Le cerro rico (la montagne riche) apparaît comme par miracle à la sortie de virages interminables sur une route inégale. A ses pieds s’étale Potosi, 4090 mètres d’altitude et 100 000 habitants qui ont du souffle. Dans sa catégorie, elle est la ville la plus haute du monde. Ruelles pavées ou en terre battue, immeubles aux briques apparentes, chiens errants, bicoques de mineurs et bâtiments coloniaux s’entassent à l’ombre de cette montagne, sa bienfaitrice et calamité. Elle a tout donné à cette cité… Avant de tout reprendre.
Au XVII ème siècle, Potosi comporte 165 000 habitants, soit autant que Paris ou Londres à la même époque ! Et tout ça grâce à cette montagne et à ses gisements d’argent. Mais à quel prix elle a payé sa grandeur… Les indigènes y ont péri par millions sous la colonisation espagnole. Les colons les ont réduit à l’esclavage, les faisant parfois travailler 48 heures de suite. Leur seule nourriture ? Des feuilles de coca à mâcher qu’ils devaient acheter à leurs tortionnaires !
L’Eldorado maudit
Cette seule montagne a permis de financer l’Europe entière : ses belles avenues, ses infrastructures, ses monuments, ses moyens de transport, son industrie, tout. Cette Histoire là n’est pas au programme de troisième de l’éducation nationale. Entre le XVI ème et le XIX ème siècle, l’équivalent de 50 milliards de dollars sont importées en Europe des seules mines de Potosi. On a peine à y croire. Mais cette débauche de richesse sera de courte durée.
Car sitôt le filon d’argent épuisé, les espagnols se sont empressés de lever l’ancre, les caisses remplies d’argent et les mains couvertes de sang. Aussi vite qu’elle s’était enrichie, Potosi décline. En 1825, la cité autrefois prospère est saignée, sa population a fondu à 9000 habitants. Une malédiction digne d’une plaie d’Egypte. Le cerro rico est devenu pobre (pauvre).
Les incas s’étaient toujours refusés à l’exploiter, peut-être à raison. Cette montagne est maudite.
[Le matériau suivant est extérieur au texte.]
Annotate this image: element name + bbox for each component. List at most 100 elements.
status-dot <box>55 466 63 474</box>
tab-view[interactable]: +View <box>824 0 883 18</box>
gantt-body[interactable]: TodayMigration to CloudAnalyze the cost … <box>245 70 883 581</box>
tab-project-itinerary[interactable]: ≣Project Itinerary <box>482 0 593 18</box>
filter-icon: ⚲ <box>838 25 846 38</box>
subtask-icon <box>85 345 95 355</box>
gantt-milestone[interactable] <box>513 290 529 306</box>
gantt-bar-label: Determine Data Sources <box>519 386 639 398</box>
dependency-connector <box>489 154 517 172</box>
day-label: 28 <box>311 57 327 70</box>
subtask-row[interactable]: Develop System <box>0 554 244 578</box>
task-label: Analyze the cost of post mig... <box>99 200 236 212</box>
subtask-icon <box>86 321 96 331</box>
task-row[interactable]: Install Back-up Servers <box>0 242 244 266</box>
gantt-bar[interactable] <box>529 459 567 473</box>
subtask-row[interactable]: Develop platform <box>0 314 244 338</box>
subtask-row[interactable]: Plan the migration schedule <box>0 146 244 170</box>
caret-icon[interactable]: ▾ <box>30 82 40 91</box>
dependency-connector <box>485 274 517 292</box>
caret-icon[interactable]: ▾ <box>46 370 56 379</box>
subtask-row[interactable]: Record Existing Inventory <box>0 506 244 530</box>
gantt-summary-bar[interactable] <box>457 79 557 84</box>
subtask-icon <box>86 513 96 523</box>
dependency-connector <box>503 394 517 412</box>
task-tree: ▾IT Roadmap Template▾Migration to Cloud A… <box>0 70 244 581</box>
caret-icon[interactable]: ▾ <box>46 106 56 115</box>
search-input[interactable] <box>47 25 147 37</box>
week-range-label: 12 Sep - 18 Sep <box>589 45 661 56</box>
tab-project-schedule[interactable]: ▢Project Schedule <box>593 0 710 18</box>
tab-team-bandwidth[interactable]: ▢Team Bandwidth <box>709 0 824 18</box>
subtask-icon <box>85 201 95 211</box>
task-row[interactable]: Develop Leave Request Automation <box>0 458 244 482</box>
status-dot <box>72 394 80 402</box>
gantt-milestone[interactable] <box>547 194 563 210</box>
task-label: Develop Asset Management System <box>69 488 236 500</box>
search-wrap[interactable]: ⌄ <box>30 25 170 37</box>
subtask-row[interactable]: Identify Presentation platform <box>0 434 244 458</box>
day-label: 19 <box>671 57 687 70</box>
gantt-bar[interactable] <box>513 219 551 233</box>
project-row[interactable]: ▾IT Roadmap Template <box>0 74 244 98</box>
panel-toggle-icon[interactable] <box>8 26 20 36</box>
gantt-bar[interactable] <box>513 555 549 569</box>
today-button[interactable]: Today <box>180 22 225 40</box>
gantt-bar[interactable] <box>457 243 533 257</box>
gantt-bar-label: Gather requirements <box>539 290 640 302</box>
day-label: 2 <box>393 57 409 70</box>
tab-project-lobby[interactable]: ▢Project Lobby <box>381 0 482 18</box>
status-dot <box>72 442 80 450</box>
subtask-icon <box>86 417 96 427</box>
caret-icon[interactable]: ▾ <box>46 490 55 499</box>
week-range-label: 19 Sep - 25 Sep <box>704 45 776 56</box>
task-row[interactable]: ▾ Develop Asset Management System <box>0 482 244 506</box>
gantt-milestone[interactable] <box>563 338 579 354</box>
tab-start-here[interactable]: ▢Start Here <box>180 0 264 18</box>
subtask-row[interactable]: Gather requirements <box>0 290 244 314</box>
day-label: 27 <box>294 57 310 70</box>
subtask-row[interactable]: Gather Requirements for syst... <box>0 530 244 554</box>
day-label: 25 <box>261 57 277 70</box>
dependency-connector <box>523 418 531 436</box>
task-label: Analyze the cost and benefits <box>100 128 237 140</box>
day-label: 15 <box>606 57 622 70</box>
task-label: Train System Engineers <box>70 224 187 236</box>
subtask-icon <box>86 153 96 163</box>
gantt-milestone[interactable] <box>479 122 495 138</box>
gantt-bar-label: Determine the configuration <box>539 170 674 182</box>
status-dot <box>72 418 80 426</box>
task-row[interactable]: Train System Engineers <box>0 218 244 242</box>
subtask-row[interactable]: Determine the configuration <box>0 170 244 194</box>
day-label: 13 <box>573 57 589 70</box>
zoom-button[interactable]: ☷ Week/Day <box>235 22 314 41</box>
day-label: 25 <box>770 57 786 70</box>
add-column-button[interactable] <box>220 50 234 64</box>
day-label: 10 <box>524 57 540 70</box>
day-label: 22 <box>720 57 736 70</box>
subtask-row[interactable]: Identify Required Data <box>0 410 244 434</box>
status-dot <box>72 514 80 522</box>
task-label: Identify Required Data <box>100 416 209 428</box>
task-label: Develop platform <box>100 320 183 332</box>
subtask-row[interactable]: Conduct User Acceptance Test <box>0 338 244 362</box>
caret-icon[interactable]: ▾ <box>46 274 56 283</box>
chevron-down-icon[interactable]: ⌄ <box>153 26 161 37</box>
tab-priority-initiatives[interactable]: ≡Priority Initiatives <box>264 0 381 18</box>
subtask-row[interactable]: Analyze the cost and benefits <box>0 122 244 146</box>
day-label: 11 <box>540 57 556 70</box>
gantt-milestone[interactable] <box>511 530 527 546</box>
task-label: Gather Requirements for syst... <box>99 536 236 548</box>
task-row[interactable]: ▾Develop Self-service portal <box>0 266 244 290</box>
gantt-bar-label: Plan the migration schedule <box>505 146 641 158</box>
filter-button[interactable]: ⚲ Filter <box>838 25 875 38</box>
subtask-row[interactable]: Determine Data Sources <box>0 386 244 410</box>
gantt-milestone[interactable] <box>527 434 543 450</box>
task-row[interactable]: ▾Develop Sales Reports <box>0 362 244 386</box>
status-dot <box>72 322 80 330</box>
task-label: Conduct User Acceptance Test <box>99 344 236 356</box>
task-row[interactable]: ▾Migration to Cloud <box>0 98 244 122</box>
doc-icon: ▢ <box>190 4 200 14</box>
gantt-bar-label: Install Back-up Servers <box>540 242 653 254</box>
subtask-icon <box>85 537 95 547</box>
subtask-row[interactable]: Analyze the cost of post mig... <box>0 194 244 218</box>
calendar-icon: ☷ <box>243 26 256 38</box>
Perverse, à l’image du symbole de la ville (voir photo ci-dessous), elle attire et repousse à sa guise ceux qui croient y trouver gloire et richesse. A la fin du XIX ème siècle, un filon d’étain y est découvert. On croit au renouveau, à la félicité retrouvée. Mais l’espoir est de courte durée. Le prix du minerai dégringole, l’Etat licencie à tour de bras : l’Eldorado n’était qu’un nouveau mirage. Maudite on vous dit.
Un renouveau précaire
Aujourd’hui, la ville a retrouvé une certaine vitalité. 145 000 habitants s’y activent. Le tourisme s’y est développé… jusque dans les mines. Car l’on n’a jamais cessé de creuser le cerro rico. Quelques 6000 mineurs continuent de s’y épuiser et de s’y tuer. Le gruyère de galeries creusées dans le cerro est un univers parallèle, un monde avec ses propres codes, ses propres températures (de 17 à 35°C) et son propre dieu. En l’occurrence son propre diable : El Tio (L’oncle). Il est le gardien de la mine, le protecteur des mineurs, le maître absolu en ces lieux. Il prend la vie des mineurs, distribue la bonne ou la mauvaise fortune comme bon lui semble. Travailler dans la mine, c’est respirer sa crasse, suer sa chaleur et souffrir de se mouvoir dans ses dédales.
Maléfique, il n’a que faire des bonnes actions, les sept péchés capitaux sont des délices exquis à son goût. Le mineur n’a pas à être charitable, il doit boire à se détruire le foie, il ne doit pas tendre l’autre joue, il doit fumer à s’en bousiller les poumons. La bonne fortune, la malchance, le vice, les qualités : toute l’échelle est inversée. Si un mineur meurt, c’est toute son équipe qui sera récompensé par un bon filon : un sacrifice si généreux !
Chaque mineur s’exploite lui-même : il travaille pour lui, autant qu’il le souhaite. Il doit seulement reversé 30% de ce qu’il gagne à sa coopérative, qui lui donne accès au filon, le reste est pour lui. Le système est archaïque. Chaque travailleur finance lui même son matériel : gants, bottes, casque, lampe, dynamite, il doit tout acheter. Tous les jours, il boit une lampée de son alcool à 96% et s’enfonce dans la mine le dos courbé, les pieds dans la boue. Le corps s’épuise vite, l’espérance de vie ne dépasse pas 45-50 ans. C’est le prix à payer pour mieux gagner sa vie qu’un professeur d’université ou un fonctionnaire.
Avec ou sans Tio, en 2016, Germinal est un quotidien bien réel.